Unfortunately, that “advance work for Jesus” included a gruesome death by beheading, as told in Mark 6:14–29: “the king sent a soldier of the guard with orders to bring John’s head. He went and beheaded him in the prison, brought his head on a platter, and gave it to [Salome]… When his disciples heard about it, they came and took his body, and laid it in a tomb.”
So this June 24th we celebrate the birth of John the Baptist, who in his lifetime performed an invaluable service as forerunner and advance man for Jesus. His life and especially his gruesome death serves as a reminder that, as one “Christian mystic” said:
“It is to vigor rather than comfort that you are called.”
“Salome receives the Head of John the Baptist…”
The upper image is courtesy of the link – Benedictus (Song of Zechariah) – in the Wikipedia article, Nativity of St. John the Baptist. The caption: “Detail of Zechariah writing down the name of his son (Domenico Ghirlandaio, 15th century, Tornabuoni Chapel, Italy).”
The “Gabriel” image is courtesy of www.nationalgallery.org.uk/paintings/gaudenzio-ferrari-the-annunciation: “The Angel Gabriel announces to the Virgin Mary that she will bear the son of God (Luke 1: 26-8). His words, ‘Hail Mary full of Grace, the Lord be with you,’ appear in abbreviated form in Latin on the scroll.” Thus Gabriel appeared to both Elizabeth and Mary.
The “news flash” image is courtesy of www.dralionkennels.com/newsflash.
The “Salome” image is courtesy of www.nationalgallery.org.uk/paintings/caravaggio: “The subject is from the New Testament [Mark 6, verses 14-29]. Salome had danced so well for King Herod that he swore he would grant her any request. Her mother, Herodias, who sought revenge on John the Baptist, persuaded Salome to ask for his head. The old woman behind Salome may be Herodias.”
The “vigor-comfort” quote is from Practical Mysticism, with advice for the “new Christian:”

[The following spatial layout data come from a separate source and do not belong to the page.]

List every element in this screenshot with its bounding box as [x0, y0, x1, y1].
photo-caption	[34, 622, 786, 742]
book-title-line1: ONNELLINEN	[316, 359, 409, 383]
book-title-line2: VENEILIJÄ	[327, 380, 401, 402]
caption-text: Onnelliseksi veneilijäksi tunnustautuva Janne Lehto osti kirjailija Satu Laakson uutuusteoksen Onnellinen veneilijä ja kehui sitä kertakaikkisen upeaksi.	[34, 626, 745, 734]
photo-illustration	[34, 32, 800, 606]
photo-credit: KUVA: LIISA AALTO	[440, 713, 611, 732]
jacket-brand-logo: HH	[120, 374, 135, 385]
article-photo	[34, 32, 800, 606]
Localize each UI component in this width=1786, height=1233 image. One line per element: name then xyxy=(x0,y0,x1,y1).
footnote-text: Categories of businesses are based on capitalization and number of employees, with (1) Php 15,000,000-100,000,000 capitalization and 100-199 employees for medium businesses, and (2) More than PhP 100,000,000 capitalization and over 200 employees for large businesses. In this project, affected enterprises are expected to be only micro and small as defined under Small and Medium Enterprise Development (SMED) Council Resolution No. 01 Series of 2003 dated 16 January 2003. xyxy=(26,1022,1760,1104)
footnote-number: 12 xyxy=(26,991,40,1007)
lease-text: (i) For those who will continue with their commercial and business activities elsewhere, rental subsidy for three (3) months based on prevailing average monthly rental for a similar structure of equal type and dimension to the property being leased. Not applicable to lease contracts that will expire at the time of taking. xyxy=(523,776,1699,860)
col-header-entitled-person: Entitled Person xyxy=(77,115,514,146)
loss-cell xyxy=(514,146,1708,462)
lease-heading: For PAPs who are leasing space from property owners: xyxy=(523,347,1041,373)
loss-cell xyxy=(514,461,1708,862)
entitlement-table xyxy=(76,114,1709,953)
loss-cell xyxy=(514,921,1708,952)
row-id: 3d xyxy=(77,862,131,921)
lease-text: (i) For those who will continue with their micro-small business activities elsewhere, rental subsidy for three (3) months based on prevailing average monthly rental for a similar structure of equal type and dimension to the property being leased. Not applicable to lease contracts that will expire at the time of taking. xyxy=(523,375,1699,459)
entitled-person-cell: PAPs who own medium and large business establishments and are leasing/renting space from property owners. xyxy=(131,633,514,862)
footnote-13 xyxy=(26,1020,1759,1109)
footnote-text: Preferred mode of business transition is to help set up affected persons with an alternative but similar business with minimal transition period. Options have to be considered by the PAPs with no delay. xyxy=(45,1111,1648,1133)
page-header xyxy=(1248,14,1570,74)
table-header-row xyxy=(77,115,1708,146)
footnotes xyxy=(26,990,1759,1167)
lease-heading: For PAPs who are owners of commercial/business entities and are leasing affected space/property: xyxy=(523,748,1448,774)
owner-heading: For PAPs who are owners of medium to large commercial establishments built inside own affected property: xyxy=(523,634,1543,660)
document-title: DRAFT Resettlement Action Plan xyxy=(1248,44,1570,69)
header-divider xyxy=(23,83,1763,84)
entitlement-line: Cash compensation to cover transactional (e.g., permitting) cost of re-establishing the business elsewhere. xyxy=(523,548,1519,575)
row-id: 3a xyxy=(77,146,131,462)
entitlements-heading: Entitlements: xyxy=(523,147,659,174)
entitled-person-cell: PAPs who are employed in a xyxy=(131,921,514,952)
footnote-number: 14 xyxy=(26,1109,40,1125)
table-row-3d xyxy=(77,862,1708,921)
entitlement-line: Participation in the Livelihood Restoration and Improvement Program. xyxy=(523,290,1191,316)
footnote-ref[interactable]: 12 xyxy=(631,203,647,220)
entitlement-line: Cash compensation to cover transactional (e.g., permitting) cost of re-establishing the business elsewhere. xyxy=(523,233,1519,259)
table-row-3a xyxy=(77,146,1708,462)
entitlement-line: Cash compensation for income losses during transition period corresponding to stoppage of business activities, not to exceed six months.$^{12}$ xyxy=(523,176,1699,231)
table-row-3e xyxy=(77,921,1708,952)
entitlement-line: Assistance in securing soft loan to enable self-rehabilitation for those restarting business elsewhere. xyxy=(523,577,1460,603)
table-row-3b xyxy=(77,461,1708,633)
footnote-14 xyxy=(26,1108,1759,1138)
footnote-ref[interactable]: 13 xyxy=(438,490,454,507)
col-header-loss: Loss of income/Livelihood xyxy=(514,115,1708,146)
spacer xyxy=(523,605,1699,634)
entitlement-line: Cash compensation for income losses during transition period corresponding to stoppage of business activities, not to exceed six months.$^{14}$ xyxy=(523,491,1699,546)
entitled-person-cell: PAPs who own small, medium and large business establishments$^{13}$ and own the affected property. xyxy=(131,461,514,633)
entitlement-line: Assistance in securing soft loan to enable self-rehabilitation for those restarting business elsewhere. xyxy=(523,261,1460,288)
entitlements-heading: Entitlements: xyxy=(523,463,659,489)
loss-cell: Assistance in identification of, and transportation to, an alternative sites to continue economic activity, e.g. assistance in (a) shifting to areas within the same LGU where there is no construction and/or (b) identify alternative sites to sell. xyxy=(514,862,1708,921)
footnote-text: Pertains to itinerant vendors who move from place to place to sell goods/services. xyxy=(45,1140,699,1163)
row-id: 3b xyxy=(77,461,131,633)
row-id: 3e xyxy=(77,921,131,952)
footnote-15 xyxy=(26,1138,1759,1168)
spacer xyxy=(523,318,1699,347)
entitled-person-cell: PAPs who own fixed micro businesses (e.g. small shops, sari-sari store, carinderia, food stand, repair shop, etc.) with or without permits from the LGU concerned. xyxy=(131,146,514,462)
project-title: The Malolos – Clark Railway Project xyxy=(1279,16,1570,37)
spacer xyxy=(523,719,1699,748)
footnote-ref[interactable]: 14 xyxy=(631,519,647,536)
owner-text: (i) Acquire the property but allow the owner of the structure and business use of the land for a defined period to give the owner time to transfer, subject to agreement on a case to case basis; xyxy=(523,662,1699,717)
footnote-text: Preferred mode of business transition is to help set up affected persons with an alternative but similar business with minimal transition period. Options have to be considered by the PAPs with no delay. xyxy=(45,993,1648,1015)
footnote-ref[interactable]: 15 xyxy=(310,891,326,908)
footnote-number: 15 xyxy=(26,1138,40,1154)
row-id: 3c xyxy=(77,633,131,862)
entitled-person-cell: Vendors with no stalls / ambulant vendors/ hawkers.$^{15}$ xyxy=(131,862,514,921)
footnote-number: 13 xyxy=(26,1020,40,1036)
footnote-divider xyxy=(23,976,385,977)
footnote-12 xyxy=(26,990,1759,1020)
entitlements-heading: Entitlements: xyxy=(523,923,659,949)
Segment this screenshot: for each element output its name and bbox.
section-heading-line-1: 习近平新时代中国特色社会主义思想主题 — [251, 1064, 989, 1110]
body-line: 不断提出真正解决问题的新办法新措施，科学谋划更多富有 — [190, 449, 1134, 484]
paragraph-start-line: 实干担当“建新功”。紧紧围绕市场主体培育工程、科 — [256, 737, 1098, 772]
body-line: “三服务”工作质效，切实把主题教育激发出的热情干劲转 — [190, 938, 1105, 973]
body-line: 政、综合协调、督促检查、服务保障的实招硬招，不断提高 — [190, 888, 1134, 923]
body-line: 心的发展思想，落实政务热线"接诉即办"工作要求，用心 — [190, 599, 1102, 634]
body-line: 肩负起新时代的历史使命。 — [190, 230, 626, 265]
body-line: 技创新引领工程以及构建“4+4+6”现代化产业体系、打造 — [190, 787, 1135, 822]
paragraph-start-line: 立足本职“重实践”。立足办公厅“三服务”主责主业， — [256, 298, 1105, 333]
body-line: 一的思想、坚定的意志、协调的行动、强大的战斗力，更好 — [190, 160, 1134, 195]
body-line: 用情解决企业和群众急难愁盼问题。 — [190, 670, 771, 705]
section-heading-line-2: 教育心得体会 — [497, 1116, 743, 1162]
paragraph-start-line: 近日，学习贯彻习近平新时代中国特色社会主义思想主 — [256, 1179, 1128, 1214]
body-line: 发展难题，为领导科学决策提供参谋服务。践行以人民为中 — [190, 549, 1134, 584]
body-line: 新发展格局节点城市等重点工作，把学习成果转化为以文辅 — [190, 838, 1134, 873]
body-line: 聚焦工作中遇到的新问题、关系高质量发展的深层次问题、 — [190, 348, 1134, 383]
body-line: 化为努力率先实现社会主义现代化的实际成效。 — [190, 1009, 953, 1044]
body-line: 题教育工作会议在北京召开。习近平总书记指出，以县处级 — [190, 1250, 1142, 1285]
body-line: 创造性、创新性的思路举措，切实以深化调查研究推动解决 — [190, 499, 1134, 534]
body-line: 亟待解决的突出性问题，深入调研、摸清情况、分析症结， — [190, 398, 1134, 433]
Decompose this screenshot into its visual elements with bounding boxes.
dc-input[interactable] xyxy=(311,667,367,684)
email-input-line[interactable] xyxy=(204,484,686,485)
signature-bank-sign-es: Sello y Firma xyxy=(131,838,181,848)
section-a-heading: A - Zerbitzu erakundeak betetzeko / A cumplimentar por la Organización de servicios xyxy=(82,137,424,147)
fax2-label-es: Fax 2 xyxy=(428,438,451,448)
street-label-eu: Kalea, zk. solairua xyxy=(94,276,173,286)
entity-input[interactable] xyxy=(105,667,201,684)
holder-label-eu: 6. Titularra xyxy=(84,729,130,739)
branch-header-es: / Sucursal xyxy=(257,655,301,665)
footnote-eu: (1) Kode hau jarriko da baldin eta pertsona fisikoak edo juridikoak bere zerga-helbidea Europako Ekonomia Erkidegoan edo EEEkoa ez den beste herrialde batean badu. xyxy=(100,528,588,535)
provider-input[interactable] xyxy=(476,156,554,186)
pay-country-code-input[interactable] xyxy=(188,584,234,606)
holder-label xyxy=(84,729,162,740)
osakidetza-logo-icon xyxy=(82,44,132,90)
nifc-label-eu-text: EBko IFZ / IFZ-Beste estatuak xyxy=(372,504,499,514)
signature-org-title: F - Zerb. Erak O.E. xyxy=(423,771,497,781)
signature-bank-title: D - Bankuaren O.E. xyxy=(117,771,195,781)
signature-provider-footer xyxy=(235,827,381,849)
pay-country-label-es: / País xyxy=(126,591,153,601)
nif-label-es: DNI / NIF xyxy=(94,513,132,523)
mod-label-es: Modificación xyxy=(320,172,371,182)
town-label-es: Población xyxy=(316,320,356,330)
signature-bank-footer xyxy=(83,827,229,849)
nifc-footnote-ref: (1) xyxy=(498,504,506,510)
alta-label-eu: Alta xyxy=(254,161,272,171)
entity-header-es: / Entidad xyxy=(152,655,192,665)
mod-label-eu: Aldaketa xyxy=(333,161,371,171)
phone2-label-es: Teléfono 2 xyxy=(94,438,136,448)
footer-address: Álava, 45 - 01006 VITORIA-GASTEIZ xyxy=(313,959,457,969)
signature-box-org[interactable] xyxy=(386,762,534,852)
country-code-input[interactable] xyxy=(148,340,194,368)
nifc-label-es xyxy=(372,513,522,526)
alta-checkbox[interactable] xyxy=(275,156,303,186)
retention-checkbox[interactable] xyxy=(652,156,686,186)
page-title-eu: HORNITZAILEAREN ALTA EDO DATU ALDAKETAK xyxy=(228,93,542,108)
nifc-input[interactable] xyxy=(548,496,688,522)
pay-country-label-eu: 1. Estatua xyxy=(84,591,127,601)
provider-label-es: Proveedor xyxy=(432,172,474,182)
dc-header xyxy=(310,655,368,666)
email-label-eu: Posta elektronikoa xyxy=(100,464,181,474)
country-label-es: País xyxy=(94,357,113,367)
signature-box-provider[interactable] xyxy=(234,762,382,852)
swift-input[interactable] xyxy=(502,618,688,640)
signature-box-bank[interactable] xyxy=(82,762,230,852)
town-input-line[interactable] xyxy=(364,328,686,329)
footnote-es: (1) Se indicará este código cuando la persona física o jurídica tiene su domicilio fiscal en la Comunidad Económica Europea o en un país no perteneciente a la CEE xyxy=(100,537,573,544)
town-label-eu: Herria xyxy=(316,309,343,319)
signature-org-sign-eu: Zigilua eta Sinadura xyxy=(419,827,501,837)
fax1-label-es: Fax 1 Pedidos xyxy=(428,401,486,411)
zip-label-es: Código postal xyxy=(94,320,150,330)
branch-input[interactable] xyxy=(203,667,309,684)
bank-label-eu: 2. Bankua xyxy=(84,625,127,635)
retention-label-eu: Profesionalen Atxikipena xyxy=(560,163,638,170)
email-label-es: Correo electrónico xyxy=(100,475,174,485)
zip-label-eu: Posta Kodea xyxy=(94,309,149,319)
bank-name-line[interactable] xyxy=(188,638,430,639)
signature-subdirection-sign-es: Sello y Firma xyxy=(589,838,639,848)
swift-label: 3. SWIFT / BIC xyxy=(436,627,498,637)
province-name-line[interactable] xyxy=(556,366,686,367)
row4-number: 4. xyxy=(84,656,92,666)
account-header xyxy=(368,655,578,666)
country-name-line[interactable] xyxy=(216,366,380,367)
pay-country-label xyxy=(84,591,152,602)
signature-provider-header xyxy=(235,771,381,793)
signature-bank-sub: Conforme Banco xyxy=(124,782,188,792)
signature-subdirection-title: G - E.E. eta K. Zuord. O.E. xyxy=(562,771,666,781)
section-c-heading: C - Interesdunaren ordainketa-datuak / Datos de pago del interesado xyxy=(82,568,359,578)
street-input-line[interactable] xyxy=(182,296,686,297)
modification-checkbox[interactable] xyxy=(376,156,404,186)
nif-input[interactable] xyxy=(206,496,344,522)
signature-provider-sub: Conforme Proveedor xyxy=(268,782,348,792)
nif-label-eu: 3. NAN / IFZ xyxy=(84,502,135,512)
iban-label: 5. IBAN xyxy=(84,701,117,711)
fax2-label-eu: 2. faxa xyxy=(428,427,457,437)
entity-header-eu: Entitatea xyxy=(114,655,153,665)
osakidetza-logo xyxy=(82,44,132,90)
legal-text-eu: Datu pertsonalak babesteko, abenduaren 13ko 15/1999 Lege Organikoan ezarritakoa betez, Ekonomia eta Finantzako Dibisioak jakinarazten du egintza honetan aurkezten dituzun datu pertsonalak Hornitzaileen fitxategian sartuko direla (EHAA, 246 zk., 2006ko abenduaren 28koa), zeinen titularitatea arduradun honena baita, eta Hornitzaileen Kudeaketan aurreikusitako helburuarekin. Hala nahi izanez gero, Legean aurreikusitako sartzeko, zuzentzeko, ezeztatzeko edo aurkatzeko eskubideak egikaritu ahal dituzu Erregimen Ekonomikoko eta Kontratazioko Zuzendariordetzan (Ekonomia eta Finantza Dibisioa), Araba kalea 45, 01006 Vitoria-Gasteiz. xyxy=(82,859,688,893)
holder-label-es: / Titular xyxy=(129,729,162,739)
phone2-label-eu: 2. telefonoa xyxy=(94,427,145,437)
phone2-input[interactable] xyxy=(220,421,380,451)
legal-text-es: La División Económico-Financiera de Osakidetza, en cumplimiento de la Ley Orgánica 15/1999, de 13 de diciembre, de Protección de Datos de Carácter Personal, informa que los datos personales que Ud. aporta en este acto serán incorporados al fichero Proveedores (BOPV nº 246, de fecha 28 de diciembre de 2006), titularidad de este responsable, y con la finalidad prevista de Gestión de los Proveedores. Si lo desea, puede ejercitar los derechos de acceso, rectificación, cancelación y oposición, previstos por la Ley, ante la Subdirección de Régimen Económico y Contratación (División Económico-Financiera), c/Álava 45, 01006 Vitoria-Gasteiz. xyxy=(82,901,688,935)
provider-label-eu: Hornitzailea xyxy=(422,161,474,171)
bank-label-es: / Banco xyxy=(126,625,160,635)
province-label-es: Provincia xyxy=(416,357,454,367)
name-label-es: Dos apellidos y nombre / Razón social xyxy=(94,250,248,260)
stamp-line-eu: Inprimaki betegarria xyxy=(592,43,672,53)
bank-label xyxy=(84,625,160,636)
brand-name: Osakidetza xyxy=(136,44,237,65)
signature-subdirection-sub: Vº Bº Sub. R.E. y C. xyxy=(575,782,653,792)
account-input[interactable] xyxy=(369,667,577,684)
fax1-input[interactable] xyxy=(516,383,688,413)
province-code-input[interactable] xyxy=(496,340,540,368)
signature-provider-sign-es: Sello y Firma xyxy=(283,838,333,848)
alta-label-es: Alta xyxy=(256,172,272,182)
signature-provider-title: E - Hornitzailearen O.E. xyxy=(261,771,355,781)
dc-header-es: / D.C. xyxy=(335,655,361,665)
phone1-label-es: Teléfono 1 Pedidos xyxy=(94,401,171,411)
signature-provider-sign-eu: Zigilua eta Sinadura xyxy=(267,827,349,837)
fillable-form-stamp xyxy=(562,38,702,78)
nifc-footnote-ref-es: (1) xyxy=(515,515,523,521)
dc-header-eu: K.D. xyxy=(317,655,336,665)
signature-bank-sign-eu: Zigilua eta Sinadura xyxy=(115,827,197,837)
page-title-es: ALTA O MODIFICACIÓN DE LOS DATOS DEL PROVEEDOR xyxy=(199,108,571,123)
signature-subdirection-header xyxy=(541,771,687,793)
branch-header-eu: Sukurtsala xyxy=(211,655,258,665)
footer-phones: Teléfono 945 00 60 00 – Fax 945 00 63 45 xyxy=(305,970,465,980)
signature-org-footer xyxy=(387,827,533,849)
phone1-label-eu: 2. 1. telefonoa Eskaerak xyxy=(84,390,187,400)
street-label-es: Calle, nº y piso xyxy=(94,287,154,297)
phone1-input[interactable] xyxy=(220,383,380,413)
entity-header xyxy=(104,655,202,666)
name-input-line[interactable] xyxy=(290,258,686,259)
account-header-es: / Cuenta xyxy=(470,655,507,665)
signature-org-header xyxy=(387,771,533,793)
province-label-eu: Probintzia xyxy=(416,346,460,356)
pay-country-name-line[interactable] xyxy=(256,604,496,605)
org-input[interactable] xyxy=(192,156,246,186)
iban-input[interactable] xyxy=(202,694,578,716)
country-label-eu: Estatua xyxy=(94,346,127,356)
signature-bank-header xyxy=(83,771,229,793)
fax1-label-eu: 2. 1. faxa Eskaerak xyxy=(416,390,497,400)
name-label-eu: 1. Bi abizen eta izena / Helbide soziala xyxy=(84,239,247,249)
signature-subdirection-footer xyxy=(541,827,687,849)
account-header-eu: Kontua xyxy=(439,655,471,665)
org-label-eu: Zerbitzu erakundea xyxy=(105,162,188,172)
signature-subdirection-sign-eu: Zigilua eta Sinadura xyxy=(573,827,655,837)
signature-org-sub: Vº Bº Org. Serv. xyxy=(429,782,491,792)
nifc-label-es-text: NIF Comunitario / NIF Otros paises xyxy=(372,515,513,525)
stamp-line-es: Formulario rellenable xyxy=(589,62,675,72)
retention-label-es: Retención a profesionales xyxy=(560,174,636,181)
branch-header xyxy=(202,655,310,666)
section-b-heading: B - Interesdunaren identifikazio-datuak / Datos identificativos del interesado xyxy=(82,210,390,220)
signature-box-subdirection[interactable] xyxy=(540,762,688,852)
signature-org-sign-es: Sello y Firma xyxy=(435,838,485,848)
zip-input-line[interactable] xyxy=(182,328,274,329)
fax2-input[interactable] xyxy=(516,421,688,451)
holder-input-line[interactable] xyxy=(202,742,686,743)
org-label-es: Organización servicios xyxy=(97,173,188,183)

Hearing now and again the mysterious piping of the Shepherd, you realize your own perpetual forward movement . . . and so are able to handle life with a surer hand. Do not suppose from this that your new career is to be perpetually supported by agreeable spiritual contacts, or occupy itself in the mild contemplation of the great world through which you move. True, it is said of the Shepherd that he carries the lambs in his bosom; but the sheep are expected to walk, and to put up with the bunts and blunders of the flock. It is to vigor rather than comfort that you are called. (E.A.)